Fagan raised the 1st Arkansas Infantry in may of 1861, he and 900 men were mustered into Confederate service in Lynchburg, Virginia.
His 1st Arkansas fought at Shiloh and served as part of the first wave. He also fought at Famington, Mississippi and Corinth but fell into disfavor with Braxton Bragg and was transferred to the Trans-Mississippi and promoted to Brigadier General. He fought at Cane Hill and Prairie Grove as a cavalry commander in charge of the 1st Arkansas Cavalry.
In 1863 Fagan commanded troops at the Battle of Helena and replaced Sterling Price in command of Price's Division after that battle. Fagan took part in the defense of Little Rock and in the Red River Campaign against General Steele. His attack at Mark's Mill was the deciding factor in General Steele's decision to end his part of the Red River Campaign and retreat to Little Rock. As a result of this campaign General Fagan was promoted to Major General.
In September 1864 General Fagan participated in Price's final invasion of Missouri, taking the center route of the three-pronged invasion and successfully captured Fort Davidson at Pilot Knob, Missouri and continue the invasion until routed by Samuel Curtis's Army of the Border on the Little Blue and at Westport.

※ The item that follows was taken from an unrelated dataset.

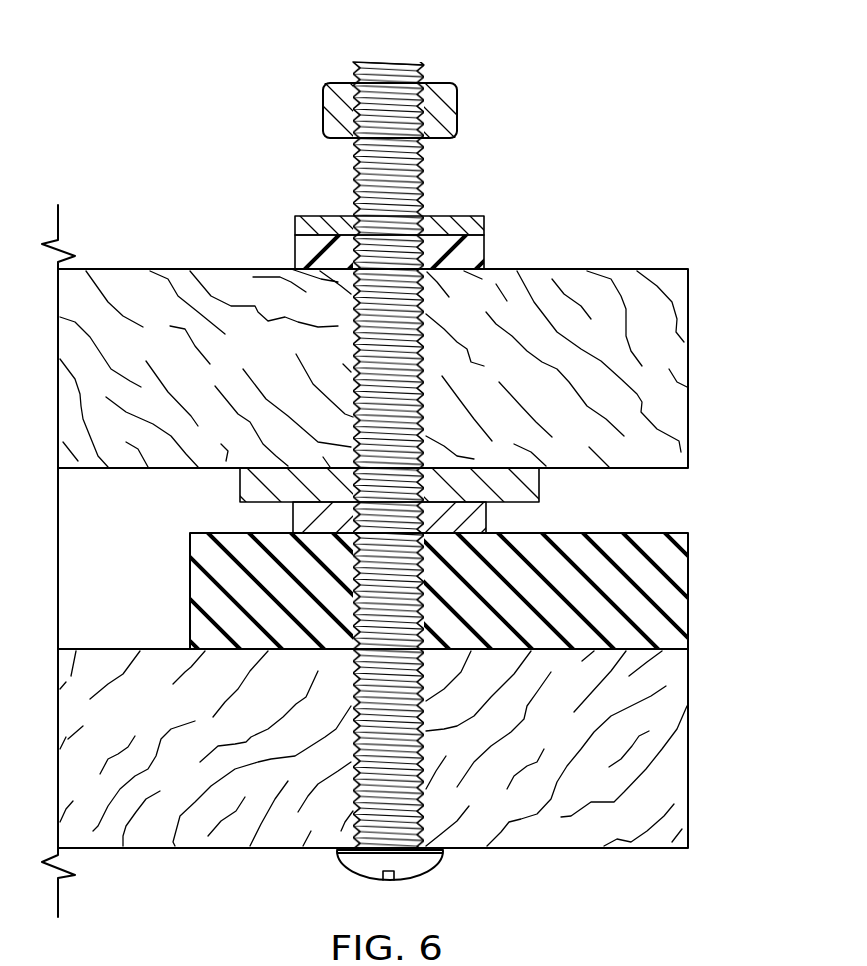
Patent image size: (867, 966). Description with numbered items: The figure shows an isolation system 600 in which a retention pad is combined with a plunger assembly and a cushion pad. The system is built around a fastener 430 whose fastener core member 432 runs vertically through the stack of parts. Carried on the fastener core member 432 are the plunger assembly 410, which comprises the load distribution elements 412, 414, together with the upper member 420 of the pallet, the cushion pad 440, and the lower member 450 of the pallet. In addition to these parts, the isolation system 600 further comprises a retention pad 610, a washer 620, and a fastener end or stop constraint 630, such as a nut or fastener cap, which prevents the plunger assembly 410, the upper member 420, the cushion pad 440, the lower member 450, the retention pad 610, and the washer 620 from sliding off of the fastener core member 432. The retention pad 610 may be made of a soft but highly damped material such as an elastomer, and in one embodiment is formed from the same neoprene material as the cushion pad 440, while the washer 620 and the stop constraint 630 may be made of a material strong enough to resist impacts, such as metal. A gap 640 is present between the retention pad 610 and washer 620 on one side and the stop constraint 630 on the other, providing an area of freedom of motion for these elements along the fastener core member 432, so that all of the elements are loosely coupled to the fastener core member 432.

Fagan managed to rally and head south where he served until the end of the war as commander of cavalry in the Arkansas District. In April he was the only Major General on duty in Arkansas and was placed in charge of the district. He was paroled in June of 1865 and returned to farming in Arkansas. He became a United States Marshal in 1875 and receiver for the Land Office in 1877. In 1890 he was defeated in a bid for state railroad commissioner.
The General died at Little Rock in September of 1893 and is buried in the beautiful Mount Holly Cemetery in Little Rock.